Reforms are sweeping through the Australian electricity industry. As part of its Power of Choice (PoC) program, we will see massive changes to the way the industry manages meters and meter data. In most countries around the world, it is the network part of a Utility who is responsible for managing meters and meter data. In Australia, from December 2017, the responsibility will move to the energy retailer.
Things get a little more complicated. While energy retailers will be responsible for the management of metering and meter data they will have to appoint a third party called a Metering Coordinator (MC) to execute on most of the activities associated with this. Since this regulatory change was announced, market participants such as energy retailers, network businesses and meter vendors have had to decide if they want to create a MC business.
We have seen some of the big retailers create meter service businesses. AGL introduced ActiveStream and Origin leveraged their existing metering business called Acumen. Landis & Gyr, one of the world’s leading meter manufacturers, created IntelliHub while existing meter service providers such as Metropolis and Vector looked to expand their market share.

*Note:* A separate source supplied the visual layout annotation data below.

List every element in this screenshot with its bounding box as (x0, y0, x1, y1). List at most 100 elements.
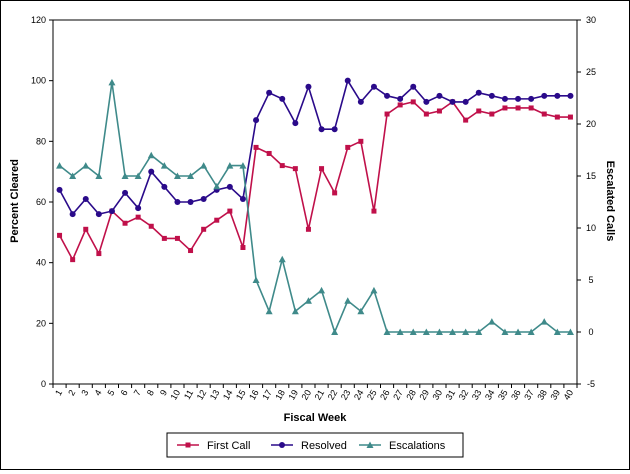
data-point (410, 99, 416, 105)
data-point (371, 208, 377, 214)
x-tick-label: 38 (535, 388, 549, 402)
data-point (187, 199, 194, 205)
x-tick-label: 13 (208, 388, 222, 402)
y-tick-label: 100 (31, 76, 46, 86)
data-point (528, 95, 535, 102)
data-point (135, 205, 142, 212)
data-point (436, 108, 442, 114)
data-point (226, 162, 234, 169)
series-layer (56, 77, 574, 335)
data-point (449, 98, 456, 105)
data-point (147, 151, 155, 159)
data-point (527, 328, 535, 335)
x-tick-label: 11 (182, 388, 195, 401)
data-point (253, 144, 259, 150)
data-point (489, 111, 495, 117)
data-point (70, 257, 76, 263)
series-line (58, 100, 571, 262)
y2-tick-label: 10 (586, 223, 596, 233)
data-point (252, 276, 260, 283)
y-tick-label: 120 (31, 15, 46, 25)
legend-swatch-marker (185, 442, 191, 448)
data-point (423, 98, 430, 105)
data-point (108, 78, 116, 86)
x-tick-label: 3 (79, 388, 90, 397)
data-point (397, 102, 403, 108)
x-tick-label: 39 (548, 388, 562, 402)
y-tick-label: 20 (36, 318, 46, 328)
data-point (200, 195, 207, 202)
data-point (56, 162, 64, 169)
x-tick-label: 15 (234, 388, 248, 402)
data-point (121, 172, 129, 179)
data-point (83, 226, 89, 232)
data-point (82, 162, 90, 169)
legend-swatch-marker (366, 441, 374, 448)
legend-item: Escalations (359, 440, 446, 452)
x-tick-label: 29 (417, 388, 431, 402)
data-point (332, 190, 338, 196)
data-point (148, 168, 155, 175)
data-point (462, 98, 469, 105)
x-tick-label: 31 (444, 388, 458, 402)
x-tick-label: 23 (339, 388, 353, 402)
data-point (462, 328, 470, 335)
data-point (370, 83, 377, 90)
data-point (56, 186, 63, 193)
x-tick-label: 34 (483, 388, 497, 402)
data-point (57, 232, 63, 238)
y-tick-label: 80 (36, 136, 46, 146)
data-point (476, 108, 482, 114)
data-point (370, 286, 378, 294)
data-point (409, 328, 417, 335)
x-tick-label: 12 (195, 388, 209, 402)
x-tick-label: 25 (365, 388, 379, 402)
legend-items: First Call Resolved Escalations (177, 440, 446, 452)
legend-label: First Call (207, 440, 250, 452)
data-point (69, 172, 77, 179)
x-tick-label: 35 (496, 388, 510, 402)
x-tick-label: 16 (247, 388, 261, 402)
data-point (318, 126, 325, 133)
data-point (331, 126, 338, 133)
y2-tick-label: 0 (588, 327, 593, 337)
x-tick-label: 37 (522, 388, 536, 402)
data-point (541, 92, 548, 99)
data-point (188, 248, 194, 254)
data-point (318, 286, 326, 294)
data-point (344, 77, 351, 84)
data-point (567, 114, 573, 120)
data-point (514, 328, 522, 335)
data-point (344, 297, 352, 304)
x-tick-label: 4 (92, 388, 103, 397)
data-point (357, 98, 364, 105)
data-point (240, 245, 246, 250)
data-point (187, 172, 195, 179)
data-point (292, 120, 299, 127)
data-point (266, 150, 272, 156)
data-point (515, 95, 522, 102)
legend: First Call Resolved Escalations (166, 432, 464, 458)
x-tick-label: 10 (169, 388, 183, 402)
data-point (95, 211, 102, 218)
x-tick-label: 18 (273, 388, 287, 402)
data-point (304, 297, 312, 304)
y2-tick-label: 20 (586, 119, 596, 129)
data-point (160, 162, 168, 169)
y2-axis-title: Escalated Calls (604, 161, 616, 242)
x-tick-label: 30 (431, 388, 445, 402)
data-point (397, 95, 404, 102)
legend-label: Resolved (301, 440, 347, 452)
data-point (95, 172, 103, 179)
x-tick-label: 32 (457, 388, 471, 402)
series-first-call (57, 99, 573, 263)
y2-tick-label: -5 (587, 379, 595, 389)
x-tick-label: 33 (470, 388, 484, 402)
data-point (541, 111, 547, 117)
data-point (410, 83, 417, 90)
data-point (488, 318, 496, 325)
data-point (174, 235, 180, 241)
data-point (265, 307, 273, 315)
data-point (449, 328, 457, 335)
data-point (122, 220, 128, 226)
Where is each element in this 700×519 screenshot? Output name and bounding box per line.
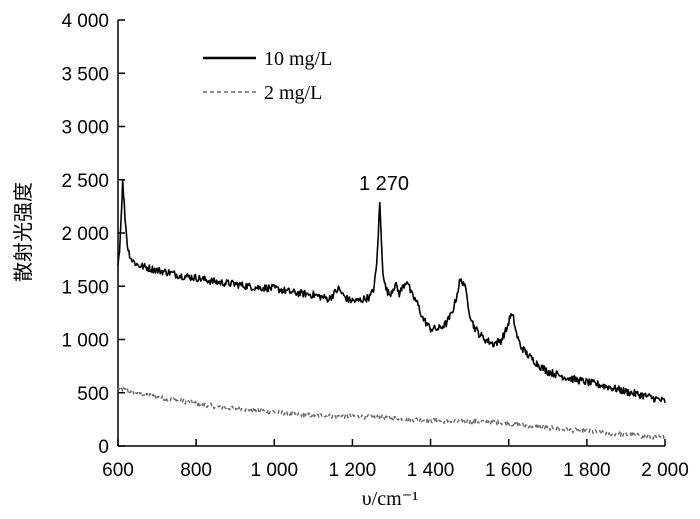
y-tick-label: 3 000 xyxy=(61,118,109,139)
y-tick-label: 500 xyxy=(77,384,109,405)
y-tick-label: 4 000 xyxy=(61,11,109,32)
x-axis-ticks: 600 800 1 000 1 200 1 400 1 600 1 800 2 000 xyxy=(102,439,689,481)
x-tick-label: 1 200 xyxy=(329,460,377,481)
x-tick-label: 1 800 xyxy=(563,460,611,481)
y-tick-label: 2 500 xyxy=(61,171,109,192)
x-tick-label: 2 000 xyxy=(641,460,689,481)
y-tick-label: 1 500 xyxy=(61,277,109,298)
x-tick-label: 1 000 xyxy=(251,460,299,481)
x-tick-label: 1 400 xyxy=(407,460,455,481)
x-tick-label: 800 xyxy=(180,460,212,481)
y-tick-label: 1 000 xyxy=(61,331,109,352)
y-tick-label: 2 000 xyxy=(61,224,109,245)
series-line-10mgl xyxy=(117,178,666,403)
y-tick-label: 0 xyxy=(98,437,109,458)
x-tick-label: 1 600 xyxy=(485,460,533,481)
y-tick-label: 3 500 xyxy=(61,64,109,85)
peak-annotation: 1 270 xyxy=(359,173,409,195)
legend: 10 mg/L 2 mg/L xyxy=(203,48,332,104)
y-axis-ticks: 0 500 1 000 1 500 2 000 2 500 3 000 3 500 4 000 xyxy=(61,11,125,458)
series-line-2mgl xyxy=(117,385,666,441)
y-axis-title: 散射光强度 xyxy=(12,182,35,282)
series-layer xyxy=(117,178,666,441)
x-axis-title: υ/cm⁻¹ xyxy=(362,488,418,510)
legend-label-2mgl: 2 mg/L xyxy=(264,82,322,104)
legend-label-10mgl: 10 mg/L xyxy=(264,48,332,70)
x-tick-label: 600 xyxy=(102,460,134,481)
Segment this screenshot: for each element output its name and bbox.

There were many in the industry who convinced themselves that there would be a rapid roll out of large volumes of smart meters. Many believing being an MC was key so they could own the end to end metering and meter data ecosystem. With so much uncertainty and differing opinions, any decision was a calculated risk.
More recently I have heard that several metering businesses are being put up for sale in some shape or form. To most of the peers I talked to, this comes as no surprise, but if this is true it does beg two questions:
Who would buy them, and why?
The value in smart meters is making use of its features, such as remote connect and disconnect, and of course, gaining insights from the energy data. There is little value in the business of metering and meter data provision in a small market like Australia. There are a bunch of rules around what it can and cannot do. With so little scope to differentiate this essentially becomes a commodity. As with all commodities, it’s going to be a race to the bottom to see who can offer the lowest price.
To succeed the Metering Coordinator needs to come up with value-added services. I won’t be surprised if we end up with just one or two players left standing in a few years from now.
Let’s hope this all settles down quickly, the consumer deserves our industry’s experts focused on the real opportunities enabled by smart meters, not who is best to install and manage them.
How do you see the future of electricity metering play out in Australia?